Early in the paper you say: "In 2013, the American College of Cardiology (ACC) and the American Heart Association (AHA) released an updated risk calculator which has been widely criticized and *may lead to* over-prescribing of cholesterol-lowering agents (namely statins), aspirin, and antihypertensive drugs. At the end of the paper you say: Will you continue to use the ACC-AHA-ACVSD Pooled Cohort risk calculator knowing that it *promotes the overuse* of statins? Early in the paper you treat it is a possibility but at the end treat it as a fact. Do we know this for a fact?
Stuart T Haines's picture

Douglas - This analysis of the MESA cohort confirms the findings from at least one earlier study - the ACC-AHA-ASCVD Pooled Cohort risk calculator leads to more patients being judged to be "at risk" and therefore leads to increased use of statins (and other cardioprotective drugs). So, in that sense, we know with certainty that statins will be prescribed more if the ACC-AHA-ASCVD Pooled Cohort risk calculator is used (when compared to other risk calculators). Whether this represents "over use" (implying that they are being prescribed more than is necessary) is certainly debateable. Will more patients be saved (from CVD morbidity and mortality) or harmed (due to ADRs) if statins are used more frequently? That's certainly is an important question that no analysis (that I'm aware of) has definitively answered to date.

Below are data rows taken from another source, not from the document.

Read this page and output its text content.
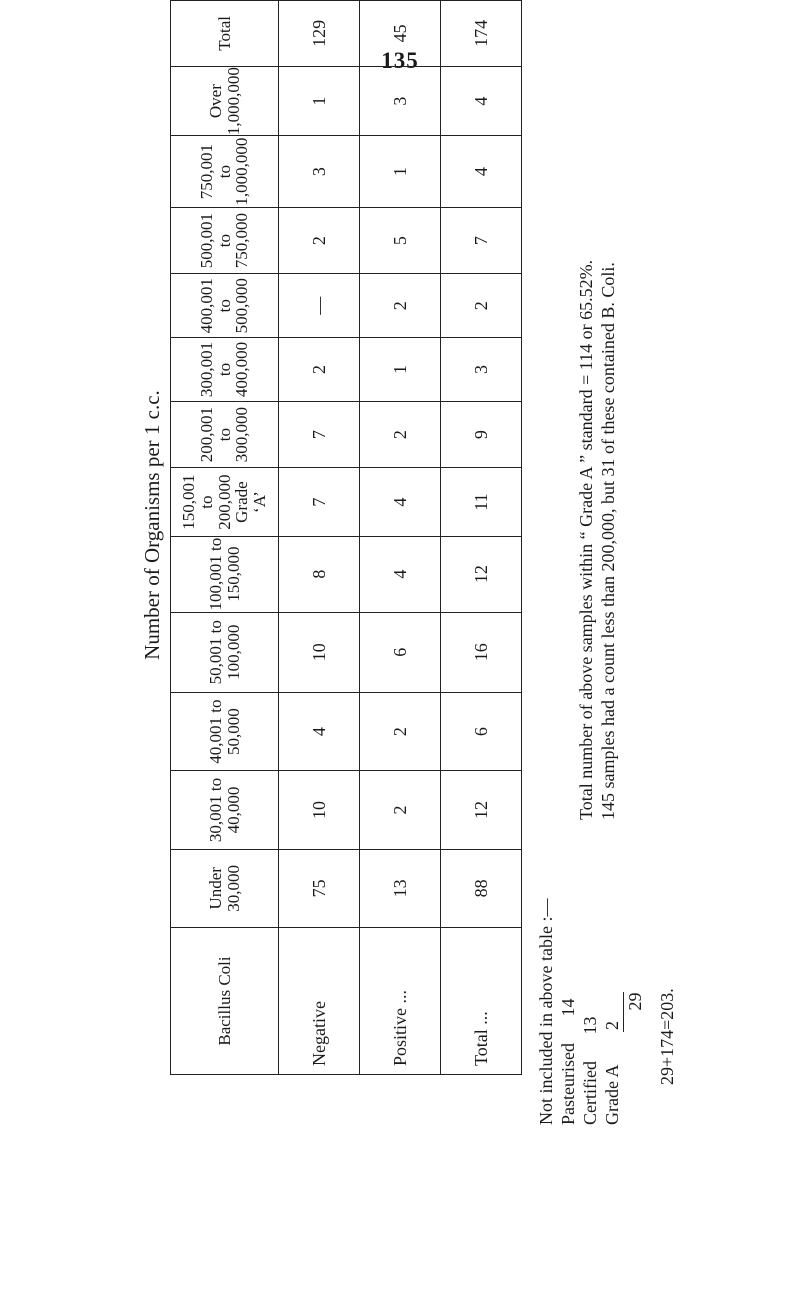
135
Number of Organisms per 1 c.c.
Bacillus Coli	Under 30,000	30,001 to 40,000	40,001 to 50,000	50,001 to 100,000	100,001 to 150,000	150,001 to 200,000 Grade ‘A’	200,001 to 300,000	300,001 to 400,000	400,001 to 500,000	500,001 to 750,000	750,001 to 1,000,000	Over 1,000,000	Total
Negative	75	10	4	10	8	7	7	2	—	2	3	1	129
Positive ...	13	2	2	6	4	4	2	1	2	5	1	3	45
Total ...	88	12	6	16	12	11	9	3	2	7	4	4	174
Not included in above table :— Pasteurised 14
Certified 13
Grade A 2
29 29+174=203.
Total number of above samples within “ Grade A ” standard = 114 or 65.52%. 145 samples had a count less than 200,000, but 31 of these contained B. Coli.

That it is still debatable is my point. It can't be stated as a fact that the ACC/AHA calc/guidelines lead to overuse.

Will we ever have a definitive answer on primary prevention? My guess is likely not. The best that we can do is keep refining our equations to try to target those who will most likely benefit.

Four of the 5 calculators had a C-statistic >/= 0.7 for men, and 3 of 5 in women. Does this not mean that they have reasonably good predictive value?